Can access to medical marijuana reduce opioid deaths?
RT: I think there was a study published in the Journal of the American Medical Association in 2014 that showed states with medical marijuana had a rate of opioid abuse and death that was decreased by about 25%. I think it can help. But it’s a wait-and-see if it actually will [in Arkansas].
What do you tell your anti-cannabis colleagues about your work in this space?
RT: I haven’t met any yet. A lot of doctors who are against it, a lot of them don’t deal in pain medicine. So it’s kind of difficult for them to view it as a good alternative. What I see on a daily basis, patients who’ve had multiple surgeries and they have a lot of issues that can cause pain. Some doctors just don’t understand that pain is real, and we need to treat it some type of way. If we have to decrease the opioids, which I think is a great thing, then we need an alternative. And if this is a good alternative, I think we should try it.
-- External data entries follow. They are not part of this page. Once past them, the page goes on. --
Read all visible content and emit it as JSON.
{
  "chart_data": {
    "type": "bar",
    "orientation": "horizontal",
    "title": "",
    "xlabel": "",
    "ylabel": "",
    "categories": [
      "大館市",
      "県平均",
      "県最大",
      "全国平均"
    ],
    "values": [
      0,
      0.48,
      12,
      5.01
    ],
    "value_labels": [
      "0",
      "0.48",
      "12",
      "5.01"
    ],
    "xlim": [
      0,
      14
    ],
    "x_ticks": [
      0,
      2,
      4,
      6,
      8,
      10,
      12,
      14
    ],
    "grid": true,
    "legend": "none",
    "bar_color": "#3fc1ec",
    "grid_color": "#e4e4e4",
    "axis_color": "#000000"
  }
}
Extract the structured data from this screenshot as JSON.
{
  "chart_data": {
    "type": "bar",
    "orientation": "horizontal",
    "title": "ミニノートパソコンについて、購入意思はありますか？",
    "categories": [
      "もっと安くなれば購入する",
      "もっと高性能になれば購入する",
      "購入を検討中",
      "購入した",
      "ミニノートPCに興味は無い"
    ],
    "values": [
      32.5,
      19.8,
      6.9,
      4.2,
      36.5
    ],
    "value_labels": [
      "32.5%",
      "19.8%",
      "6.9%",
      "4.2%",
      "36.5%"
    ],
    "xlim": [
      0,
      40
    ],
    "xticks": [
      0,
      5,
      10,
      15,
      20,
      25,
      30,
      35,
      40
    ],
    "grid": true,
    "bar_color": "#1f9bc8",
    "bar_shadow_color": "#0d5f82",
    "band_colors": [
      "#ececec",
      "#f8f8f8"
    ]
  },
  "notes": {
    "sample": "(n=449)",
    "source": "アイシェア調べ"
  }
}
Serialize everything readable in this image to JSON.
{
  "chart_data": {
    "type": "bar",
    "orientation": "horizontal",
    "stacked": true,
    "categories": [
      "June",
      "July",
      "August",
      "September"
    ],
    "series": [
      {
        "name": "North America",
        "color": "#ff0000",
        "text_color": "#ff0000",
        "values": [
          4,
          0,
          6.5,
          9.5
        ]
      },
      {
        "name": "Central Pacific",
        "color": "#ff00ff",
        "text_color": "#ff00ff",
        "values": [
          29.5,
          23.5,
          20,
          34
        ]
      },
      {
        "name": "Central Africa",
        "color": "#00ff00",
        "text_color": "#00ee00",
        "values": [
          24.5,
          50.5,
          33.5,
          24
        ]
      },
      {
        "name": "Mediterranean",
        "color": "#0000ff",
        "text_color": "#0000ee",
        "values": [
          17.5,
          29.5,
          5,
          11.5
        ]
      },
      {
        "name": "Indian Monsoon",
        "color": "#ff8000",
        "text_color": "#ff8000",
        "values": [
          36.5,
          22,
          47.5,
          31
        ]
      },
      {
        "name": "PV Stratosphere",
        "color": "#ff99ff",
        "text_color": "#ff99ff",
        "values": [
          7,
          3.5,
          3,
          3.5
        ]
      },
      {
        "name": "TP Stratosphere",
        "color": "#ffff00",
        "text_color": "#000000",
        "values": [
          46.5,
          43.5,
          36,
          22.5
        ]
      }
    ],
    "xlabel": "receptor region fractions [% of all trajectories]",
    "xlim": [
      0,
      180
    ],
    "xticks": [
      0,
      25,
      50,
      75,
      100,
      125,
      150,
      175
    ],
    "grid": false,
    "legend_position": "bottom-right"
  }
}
In your opinion, what is the most dangerous misinformation out there among those who advocate for medical cannabis?
RT: That it cures you. That it’s going to take your pain away, and it’s going to help you sleep and going to be the medicine you need. It’s an alternative, and it’s going to vary patient by patient.
As society grapples with marijuana, one of the biggest arguments against its legalization is that it’s a so-called gateway drug. What are your thoughts on that?
RT: I know marijuana has been out a long time. People have been using it illegally for a long time. And just from my knowledge, I haven’t seen emergency rooms full of people overdosing from marijuana. You see that with opioids, you see that with heroin, saw it with crack cocaine. But to my knowledge, I have not seen that happen with marijuana. If that was going to happen, I think it would have already happened. Because marijuana has been out for a long time. If it was a gateway drug to all these other higher powered drugs that would have already happened.
Do you think cannabis should be rescheduled or descheduled?
RT: I do. Just because what it is providing for patients. I look at the opioids and the problems we have with those, and with alcohol and with tobacco. But this is actually providing medicinal value.